Brésil: L’oecuménisme au centre de la 9e Assemblée du COE

Porto Alegre, 16 février 2006 (Apic) Brésil: L’oecuménisme au centre de la 9e Assemblée du COE, a affirmé le président du Comité central du COE, le catholicos Aram 1er, de l’Eglise apostolique arménienne, lors d’une conférence de presse tenue dans le cadre de la neuvième Assemblée du COE qui se tient du 14 au 23 février à Porto Alegre, au Brésil.

«Le COE, a-t-il estimé. ne devrait pas se cantonner dans une existence autonome», mais devrait s’ouvrir à «des partenaires oecuméniques et en particulier à l’Eglise catholique romaine».

L’Eglise catholique romaine n’est pas membre du COE, mais elle coopère avec le Conseil dans certains domaines et participe à plusieurs de ses commissions.
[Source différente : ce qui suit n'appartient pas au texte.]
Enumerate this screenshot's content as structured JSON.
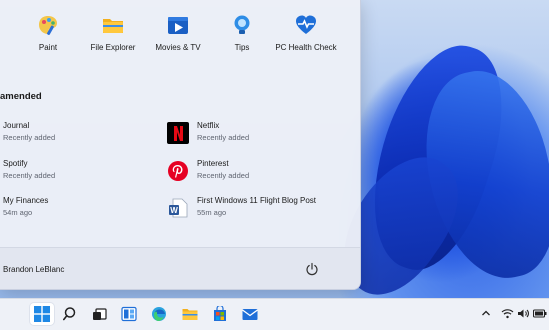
{
  "pinned": [
    {
      "label": "Paint",
      "icon": "paint-icon"
    },
    {
      "label": "File Explorer",
      "icon": "folder-icon"
    },
    {
      "label": "Movies & TV",
      "icon": "movies-tv-icon"
    },
    {
      "label": "Tips",
      "icon": "tips-bulb-icon"
    },
    {
      "label": "PC Health Check",
      "icon": "heart-pulse-icon"
    }
  ],
  "recommended": {
    "title": "amended",
    "items": [
      {
        "name": "Journal",
        "sub": "Recently added"
      },
      {
        "name": "Netflix",
        "sub": "Recently added",
        "icon": "netflix-icon"
      },
      {
        "name": "Spotify",
        "sub": "Recently added"
      },
      {
        "name": "Pinterest",
        "sub": "Recently added",
        "icon": "pinterest-icon"
      },
      {
        "name": "My Finances",
        "sub": "54m ago"
      },
      {
        "name": "First Windows 11 Flight Blog Post",
        "sub": "55m ago",
        "icon": "word-document-icon"
      }
    ]
  },
  "user": {
    "name": "Brandon LeBlanc"
  },
  "colors": {
    "accent": "#0067c0",
    "netflix_red": "#e50914",
    "pinterest_red": "#e60023",
    "word_blue": "#2b579a"
  },
  "taskbar": {
    "items": [
      "windows-start-icon",
      "search-icon",
      "task-view-icon",
      "widgets-icon",
      "edge-icon",
      "file-explorer-icon",
      "store-icon",
      "mail-icon"
    ],
    "tray": [
      "chevron-up-icon",
      "wifi-icon",
      "speaker-icon",
      "battery-icon"
    ]
  }
}
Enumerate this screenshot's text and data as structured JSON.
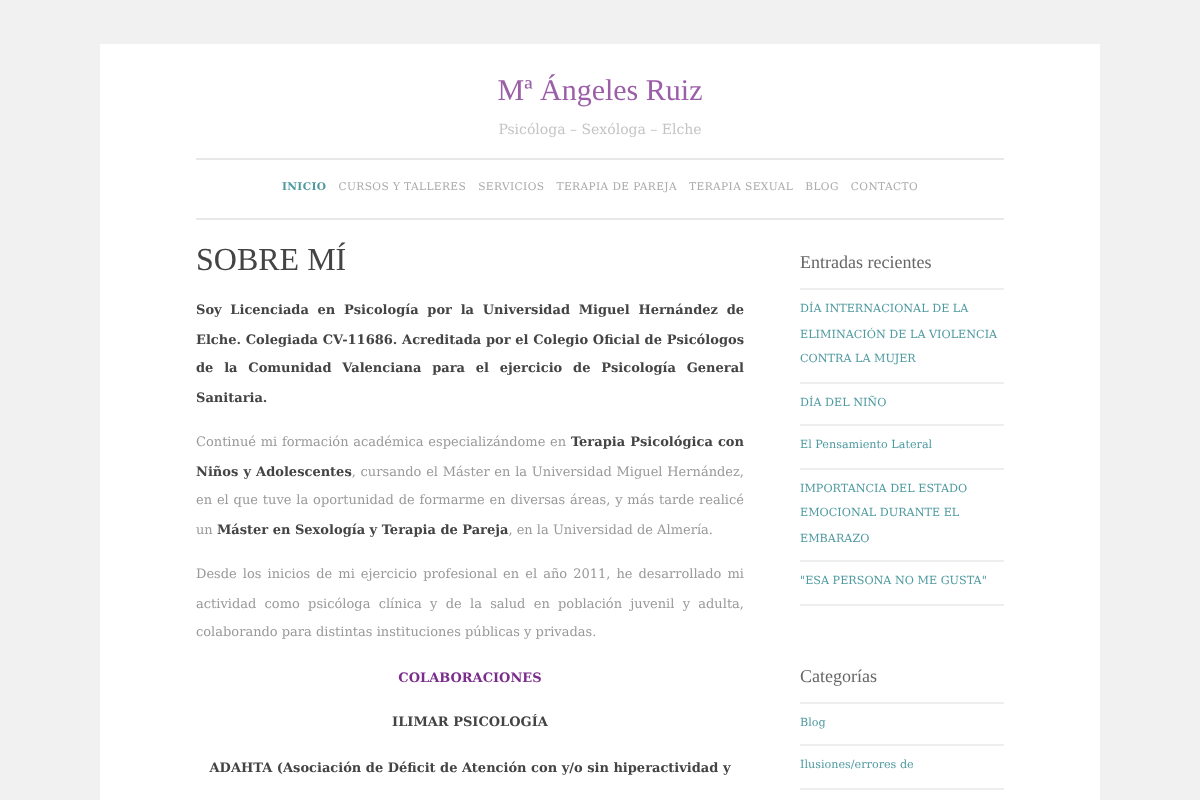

Cependant, l’Eglise catholique et les membres du COE restent divisés sur des questions telles que l’Eucharistie, le rôle du clergé et l’autorité papale.

«Je considère la collaboration oecuménique entre l’Eglise catholique romaine et le COE d’une importance décisive pour l’avenir du mouvement oecuménique», a ainsi martelé le cahtolicos Aram lors de la conférence de presse du 15 février.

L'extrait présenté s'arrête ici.